Thursday night, students returned to the school to pay their respects to their classmate with a candlelight vigil. Many also took turns setting down flowers and stuffed animals near the overpass where the 14-year-old died.
District spokesman Ben Horsley said the boy left school around 1:30 p.m. with his mother. He returned after about an hour and met several other students on the overpass over 6200 South at 2700 West.
The overpass is located on the southwest corner of school property but is separated from the main building by a football field, Horsley said. The shooting took place roughly 15 minutes after school let out.
For anybody, let alone a student, to witness something like this, it's pretty traumatic.
–Lt. Justin Hoyal, UPD
"For anybody, let alone a student, to witness something like this, it's pretty traumatic," Hoyal said.

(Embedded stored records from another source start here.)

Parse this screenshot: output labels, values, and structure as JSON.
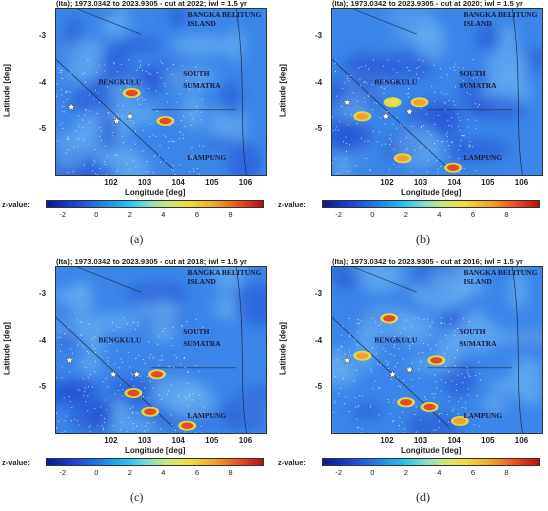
{
  "figure": {
    "colorbar_gradient": [
      "#0a1a8c",
      "#1c3fd6",
      "#1e8be6",
      "#29c3f0",
      "#7fe0c8",
      "#cfe676",
      "#f0de3a",
      "#f3a12a",
      "#e8481d",
      "#b80e0e"
    ],
    "map_background": "#3b86e8",
    "hotspot_color": "#d81e16"
  },
  "chart_data": [
    {
      "type": "heatmap",
      "title": "(Ita); 1973.0342 to 2023.9305 - cut at 2022; iwl = 1.5 yr",
      "xlabel": "Longitude [deg]",
      "ylabel": "Latitude [deg]",
      "xlim": [
        100.3,
        106.6
      ],
      "ylim": [
        -6.0,
        -2.4
      ],
      "xticks": [
        "102",
        "103",
        "104",
        "105",
        "106"
      ],
      "yticks": [
        "-3",
        "-4",
        "-5"
      ],
      "colorbar": {
        "label": "z-value:",
        "min": -3,
        "max": 10,
        "ticks": [
          "-2",
          "0",
          "2",
          "4",
          "6",
          "8"
        ]
      },
      "regions": [
        "BANGKA BELITUNG ISLAND",
        "BENGKULU",
        "SOUTH SUMATRA",
        "LAMPUNG"
      ],
      "caption": "(a)",
      "hotspots": [
        {
          "lon": 102.55,
          "lat": -4.2,
          "z": 9
        },
        {
          "lon": 103.55,
          "lat": -4.8,
          "z": 9
        }
      ],
      "stars": [
        {
          "lon": 100.75,
          "lat": -4.5
        },
        {
          "lon": 102.1,
          "lat": -4.8
        },
        {
          "lon": 102.5,
          "lat": -4.7
        }
      ]
    },
    {
      "type": "heatmap",
      "title": "(Ita); 1973.0342 to 2023.9305 - cut at 2020; iwl = 1.5 yr",
      "xlabel": "Longitude [deg]",
      "ylabel": "Latitude [deg]",
      "xlim": [
        100.3,
        106.6
      ],
      "ylim": [
        -6.0,
        -2.4
      ],
      "xticks": [
        "102",
        "103",
        "104",
        "105",
        "106"
      ],
      "yticks": [
        "-3",
        "-4",
        "-5"
      ],
      "colorbar": {
        "label": "z-value:",
        "min": -3,
        "max": 10,
        "ticks": [
          "-2",
          "0",
          "2",
          "4",
          "6",
          "8"
        ]
      },
      "regions": [
        "BANGKA BELITUNG ISLAND",
        "BENGKULU",
        "SOUTH SUMATRA",
        "LAMPUNG"
      ],
      "caption": "(b)",
      "hotspots": [
        {
          "lon": 101.2,
          "lat": -4.7,
          "z": 7
        },
        {
          "lon": 102.9,
          "lat": -4.4,
          "z": 7
        },
        {
          "lon": 102.4,
          "lat": -5.6,
          "z": 7
        },
        {
          "lon": 103.9,
          "lat": -5.8,
          "z": 9
        },
        {
          "lon": 102.1,
          "lat": -4.4,
          "z": 6
        }
      ],
      "stars": [
        {
          "lon": 100.75,
          "lat": -4.4
        },
        {
          "lon": 101.9,
          "lat": -4.7
        },
        {
          "lon": 102.6,
          "lat": -4.6
        }
      ]
    },
    {
      "type": "heatmap",
      "title": "(Ita); 1973.0342 to 2023.9305 - cut at 2018; iwl = 1.5 yr",
      "xlabel": "Longitude [deg]",
      "ylabel": "Latitude [deg]",
      "xlim": [
        100.3,
        106.6
      ],
      "ylim": [
        -6.0,
        -2.4
      ],
      "xticks": [
        "102",
        "103",
        "104",
        "105",
        "106"
      ],
      "yticks": [
        "-3",
        "-4",
        "-5"
      ],
      "colorbar": {
        "label": "z-value:",
        "min": -3,
        "max": 10,
        "ticks": [
          "-2",
          "0",
          "2",
          "4",
          "6",
          "8"
        ]
      },
      "regions": [
        "BANGKA BELITUNG ISLAND",
        "BENGKULU",
        "SOUTH SUMATRA",
        "LAMPUNG"
      ],
      "caption": "(c)",
      "hotspots": [
        {
          "lon": 103.3,
          "lat": -4.7,
          "z": 9
        },
        {
          "lon": 102.6,
          "lat": -5.1,
          "z": 8
        },
        {
          "lon": 103.1,
          "lat": -5.5,
          "z": 9
        },
        {
          "lon": 104.2,
          "lat": -5.8,
          "z": 9
        }
      ],
      "stars": [
        {
          "lon": 100.7,
          "lat": -4.4
        },
        {
          "lon": 102.0,
          "lat": -4.7
        },
        {
          "lon": 102.7,
          "lat": -4.7
        }
      ]
    },
    {
      "type": "heatmap",
      "title": "(Ita); 1973.0342 to 2023.9305 - cut at 2016; iwl = 1.5 yr",
      "xlabel": "Longitude [deg]",
      "ylabel": "Latitude [deg]",
      "xlim": [
        100.3,
        106.6
      ],
      "ylim": [
        -6.0,
        -2.4
      ],
      "xticks": [
        "102",
        "103",
        "104",
        "105",
        "106"
      ],
      "yticks": [
        "-3",
        "-4",
        "-5"
      ],
      "colorbar": {
        "label": "z-value:",
        "min": -3,
        "max": 10,
        "ticks": [
          "-2",
          "0",
          "2",
          "4",
          "6",
          "8"
        ]
      },
      "regions": [
        "BANGKA BELITUNG ISLAND",
        "BENGKULU",
        "SOUTH SUMATRA",
        "LAMPUNG"
      ],
      "caption": "(d)",
      "hotspots": [
        {
          "lon": 102.0,
          "lat": -3.5,
          "z": 8
        },
        {
          "lon": 103.4,
          "lat": -4.4,
          "z": 9
        },
        {
          "lon": 102.5,
          "lat": -5.3,
          "z": 8
        },
        {
          "lon": 103.2,
          "lat": -5.4,
          "z": 8
        },
        {
          "lon": 101.2,
          "lat": -4.3,
          "z": 7
        },
        {
          "lon": 104.1,
          "lat": -5.7,
          "z": 7
        }
      ],
      "stars": [
        {
          "lon": 100.75,
          "lat": -4.4
        },
        {
          "lon": 102.1,
          "lat": -4.7
        },
        {
          "lon": 102.6,
          "lat": -4.6
        }
      ]
    }
  ]
}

Grief counselors were made available to students and families dealing with the tragedy, Horsley said.
Students trickled back to the school throughout the evening, walking slowly to the bridge that became a makeshift memorial and gathering for a candlelight vigil.
At times they smiled and played, as if forgetting their pain for a moment, but somber faces and shaky embraces prevailed throughout the night.
Newby and fellow ninth-grader Junior Estrada were visiting with teachers at Bennion after school Thursday. They walked outside and said they were shocked to learn their friend was dead.
"I was talking to him today," Newby said. "We were joking at lunch time, and he seemed happy. I wouldn't have expected it."
Estrada and Newby returned to the school to talk to teachers and attempt to understand the heartbreaking news. As they talked, they began sending text messages, which were soon shared on social media, inviting other students to come to the school Thursday night to remember their classmate.
"I sent out a big text to everyone who goes to Bennion or might have known him, even if you weren't great friends with him, to still come and pay your respects," Newby said.
Police on Thursday night were still investigating how the boy obtained the gun, as well as the motivation behind the incident. But friends believe the teen was bullied.
"I just don't understand why people can bully him and be OK with it," said Arnie Wright. "He was a really sweet kid and didn't hurt anybody. He didn't do anything wrong."
Estrada said he hopes the tragedy helps teenagers understand that bullying has consequences.
"We have to stop all of this," Estrada said. "It's going around too much, and not just here, but around the world. … One thing you say can affect their whole life. It can be in their brain forever."
Meanwhile, family members of the young man spent the evening notifying extended family of the tragedy. Police are expected to release the his name Friday.